Une épopée antique honorablement dégrossie
Mon chien me manquera
Le rapt sacrilège d’Hélène, reine de Sparte, perpétré par le prince troyen Pâris, constitue une injure que Ménélas ne saurait souffrir. L’honneur de la lignée étant compromis, Agamemnon, son frère et puissant souverain de Mycènes, fédère sous sa bannière l’ensemble des armées helléniques pour arracher Hélène aux remparts de Troie — l’issue de ce conflit funeste reposant, en dernier ressort, sur les épaules d’un seul homme : Achille.

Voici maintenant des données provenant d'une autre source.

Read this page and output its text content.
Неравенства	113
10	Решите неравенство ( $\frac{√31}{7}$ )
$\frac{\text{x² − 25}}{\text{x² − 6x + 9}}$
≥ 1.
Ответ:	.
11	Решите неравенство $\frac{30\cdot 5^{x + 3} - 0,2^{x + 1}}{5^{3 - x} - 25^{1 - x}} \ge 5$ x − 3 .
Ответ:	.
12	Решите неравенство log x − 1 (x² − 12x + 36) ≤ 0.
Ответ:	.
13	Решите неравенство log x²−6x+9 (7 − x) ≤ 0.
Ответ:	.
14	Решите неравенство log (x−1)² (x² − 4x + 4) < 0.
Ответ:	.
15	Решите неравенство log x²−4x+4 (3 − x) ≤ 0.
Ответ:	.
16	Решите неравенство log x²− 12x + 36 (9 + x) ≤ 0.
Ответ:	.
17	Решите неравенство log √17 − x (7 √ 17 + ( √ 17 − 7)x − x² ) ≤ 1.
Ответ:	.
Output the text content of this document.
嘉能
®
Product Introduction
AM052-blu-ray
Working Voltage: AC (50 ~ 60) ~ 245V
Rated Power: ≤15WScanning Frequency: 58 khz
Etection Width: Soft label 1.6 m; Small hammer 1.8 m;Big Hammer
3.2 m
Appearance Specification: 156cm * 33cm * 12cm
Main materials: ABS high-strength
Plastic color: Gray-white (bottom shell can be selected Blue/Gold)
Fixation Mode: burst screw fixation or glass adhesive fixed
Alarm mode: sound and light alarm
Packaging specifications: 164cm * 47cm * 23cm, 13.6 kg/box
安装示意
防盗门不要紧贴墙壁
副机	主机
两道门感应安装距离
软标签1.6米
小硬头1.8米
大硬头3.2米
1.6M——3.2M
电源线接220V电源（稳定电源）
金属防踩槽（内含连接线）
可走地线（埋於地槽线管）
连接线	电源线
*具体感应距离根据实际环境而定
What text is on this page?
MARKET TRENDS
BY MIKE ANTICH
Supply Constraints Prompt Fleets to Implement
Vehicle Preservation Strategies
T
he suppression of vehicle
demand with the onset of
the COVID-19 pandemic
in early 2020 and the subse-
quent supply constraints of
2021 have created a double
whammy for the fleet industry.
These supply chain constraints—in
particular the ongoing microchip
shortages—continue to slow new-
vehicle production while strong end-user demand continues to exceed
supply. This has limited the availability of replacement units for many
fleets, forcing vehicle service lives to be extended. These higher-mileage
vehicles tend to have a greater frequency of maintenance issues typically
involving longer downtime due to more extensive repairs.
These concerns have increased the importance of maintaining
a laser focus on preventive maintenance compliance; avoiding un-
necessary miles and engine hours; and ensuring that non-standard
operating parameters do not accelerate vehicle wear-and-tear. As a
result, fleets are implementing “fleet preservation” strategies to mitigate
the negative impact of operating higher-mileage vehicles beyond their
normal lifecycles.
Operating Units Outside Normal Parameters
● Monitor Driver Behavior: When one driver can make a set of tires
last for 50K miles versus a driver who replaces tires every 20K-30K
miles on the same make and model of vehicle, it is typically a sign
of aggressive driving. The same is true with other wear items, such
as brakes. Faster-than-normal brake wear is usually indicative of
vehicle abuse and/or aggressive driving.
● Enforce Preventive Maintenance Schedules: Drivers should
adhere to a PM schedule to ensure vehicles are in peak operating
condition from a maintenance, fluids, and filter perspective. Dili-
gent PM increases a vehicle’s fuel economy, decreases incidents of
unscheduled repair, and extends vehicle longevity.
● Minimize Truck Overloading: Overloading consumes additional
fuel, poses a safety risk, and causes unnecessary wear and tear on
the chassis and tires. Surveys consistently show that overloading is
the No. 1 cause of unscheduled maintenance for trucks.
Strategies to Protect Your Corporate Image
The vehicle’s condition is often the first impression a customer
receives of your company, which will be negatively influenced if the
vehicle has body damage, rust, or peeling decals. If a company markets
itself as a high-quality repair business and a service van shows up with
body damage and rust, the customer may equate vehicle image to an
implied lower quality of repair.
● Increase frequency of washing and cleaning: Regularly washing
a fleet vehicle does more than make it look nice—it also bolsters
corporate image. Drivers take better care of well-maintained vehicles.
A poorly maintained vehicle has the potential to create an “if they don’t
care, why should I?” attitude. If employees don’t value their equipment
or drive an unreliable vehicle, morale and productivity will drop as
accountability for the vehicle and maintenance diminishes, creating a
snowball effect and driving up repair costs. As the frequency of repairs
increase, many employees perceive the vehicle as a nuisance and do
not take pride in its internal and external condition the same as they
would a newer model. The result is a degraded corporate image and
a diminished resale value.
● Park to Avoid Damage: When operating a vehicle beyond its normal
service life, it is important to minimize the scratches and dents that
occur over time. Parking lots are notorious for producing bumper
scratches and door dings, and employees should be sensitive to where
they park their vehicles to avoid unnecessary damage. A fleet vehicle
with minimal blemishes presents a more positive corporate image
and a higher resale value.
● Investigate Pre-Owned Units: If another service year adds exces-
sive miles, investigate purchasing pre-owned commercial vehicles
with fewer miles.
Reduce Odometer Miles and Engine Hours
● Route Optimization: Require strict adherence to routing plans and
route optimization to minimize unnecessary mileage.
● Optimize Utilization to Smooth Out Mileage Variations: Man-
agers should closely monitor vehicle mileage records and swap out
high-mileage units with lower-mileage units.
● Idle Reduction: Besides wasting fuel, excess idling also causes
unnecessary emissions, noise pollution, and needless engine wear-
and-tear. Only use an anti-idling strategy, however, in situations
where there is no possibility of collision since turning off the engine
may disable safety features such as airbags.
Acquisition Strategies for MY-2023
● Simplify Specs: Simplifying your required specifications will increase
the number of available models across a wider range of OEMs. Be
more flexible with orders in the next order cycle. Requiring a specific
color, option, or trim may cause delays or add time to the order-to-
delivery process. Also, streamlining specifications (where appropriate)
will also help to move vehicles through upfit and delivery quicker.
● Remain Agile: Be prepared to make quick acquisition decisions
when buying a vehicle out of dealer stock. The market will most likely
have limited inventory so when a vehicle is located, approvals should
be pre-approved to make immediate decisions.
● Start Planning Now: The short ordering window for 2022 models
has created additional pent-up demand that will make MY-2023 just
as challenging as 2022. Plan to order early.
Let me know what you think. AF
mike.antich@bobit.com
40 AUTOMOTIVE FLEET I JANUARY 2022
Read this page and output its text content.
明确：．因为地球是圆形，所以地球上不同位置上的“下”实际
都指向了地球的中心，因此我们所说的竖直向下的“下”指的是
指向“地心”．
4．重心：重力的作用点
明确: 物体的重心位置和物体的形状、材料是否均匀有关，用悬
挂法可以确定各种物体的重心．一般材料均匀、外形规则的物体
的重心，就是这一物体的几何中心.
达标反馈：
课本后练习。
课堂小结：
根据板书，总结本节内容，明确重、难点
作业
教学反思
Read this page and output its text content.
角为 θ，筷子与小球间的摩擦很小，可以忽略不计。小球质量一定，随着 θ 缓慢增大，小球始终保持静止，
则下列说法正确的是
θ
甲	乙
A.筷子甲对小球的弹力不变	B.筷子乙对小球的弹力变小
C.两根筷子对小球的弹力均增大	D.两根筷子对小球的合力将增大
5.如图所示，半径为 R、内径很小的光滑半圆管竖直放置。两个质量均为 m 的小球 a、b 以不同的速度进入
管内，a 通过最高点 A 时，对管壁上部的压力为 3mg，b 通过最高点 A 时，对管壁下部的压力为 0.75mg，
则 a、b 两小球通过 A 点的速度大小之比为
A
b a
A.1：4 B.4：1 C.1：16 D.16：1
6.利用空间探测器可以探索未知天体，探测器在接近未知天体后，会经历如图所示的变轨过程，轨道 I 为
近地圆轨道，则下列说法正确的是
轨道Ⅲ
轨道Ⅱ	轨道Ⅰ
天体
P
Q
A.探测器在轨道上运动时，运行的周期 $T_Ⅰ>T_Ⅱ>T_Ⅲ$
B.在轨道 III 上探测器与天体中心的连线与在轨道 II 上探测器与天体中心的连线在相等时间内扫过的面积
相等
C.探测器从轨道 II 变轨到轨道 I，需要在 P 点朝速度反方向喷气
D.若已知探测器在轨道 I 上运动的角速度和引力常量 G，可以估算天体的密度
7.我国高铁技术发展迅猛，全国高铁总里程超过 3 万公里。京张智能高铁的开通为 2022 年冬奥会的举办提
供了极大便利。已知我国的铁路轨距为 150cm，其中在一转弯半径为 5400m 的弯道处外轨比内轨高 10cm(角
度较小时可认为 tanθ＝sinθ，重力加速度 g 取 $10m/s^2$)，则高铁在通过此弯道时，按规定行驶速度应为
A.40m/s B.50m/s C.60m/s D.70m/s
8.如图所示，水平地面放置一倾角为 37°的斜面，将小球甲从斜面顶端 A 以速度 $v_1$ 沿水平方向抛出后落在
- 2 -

Tout le monde meurt. Aujourd’hui ou dans cinquante ans, qu’importe
I. L’impossible gageure d’une adaptation fidèle
Il sied, à en croire les exégètes les plus intransigeants de la lettre homérique — confession dont je ne me déroberai point, n’ayant jamais moi-même parcouru le texte originel —, de reconnaître d’emblée l’impossibilité matérielle et quasi ontologique de transposer l’Iliade dans son intégralité foisonnante, tant l’œuvre grouille de personnages secondaires et de circonvolutions narratives inextricables. Les puristes les plus chatouilleux ne manqueront assurément pas de fustiger certaines libertés qu’ils jugeront impardonnables : cette guerre décennale ramassée avec une désinvolture coupable en une quinzaine de jours à peine, ces destins de figures tutélaires comme Agamemnon ou Ménélas radicalement dénaturés, cette relation si subtilement ambiguë liant Achille à Patrocle édulcorée par un scénario soucieux avant tout d’accessibilité populaire. Ces entorses, quoique regrettables aux yeux des lettrés les plus rigoristes, n’empêchent nullement le récit de captiver son auditoire durant ses deux heures et quarante minutes bien sonnées, sans qu’à aucun instant la lassitude ou l’ennui ne viennent s’y immiscer sournoisement.
Seuls les enfants et les fous se battent pour l’honneur
II. Des affrontements d’une intensité mémorable
Les séquences de combat constituent, sans conteste aucune, le fleuron le plus incontestablement précieux de cette entreprise cinématographique. Le duel opposant Achille à Hector, chorégraphié avec une telle minutie et une science consommée du mouvement, compte assurément parmi les affrontements les plus saisissants, les plus viscéralement crédibles que le cinéma de guerre antique ait jamais eu l’honneur de porter à l’écran.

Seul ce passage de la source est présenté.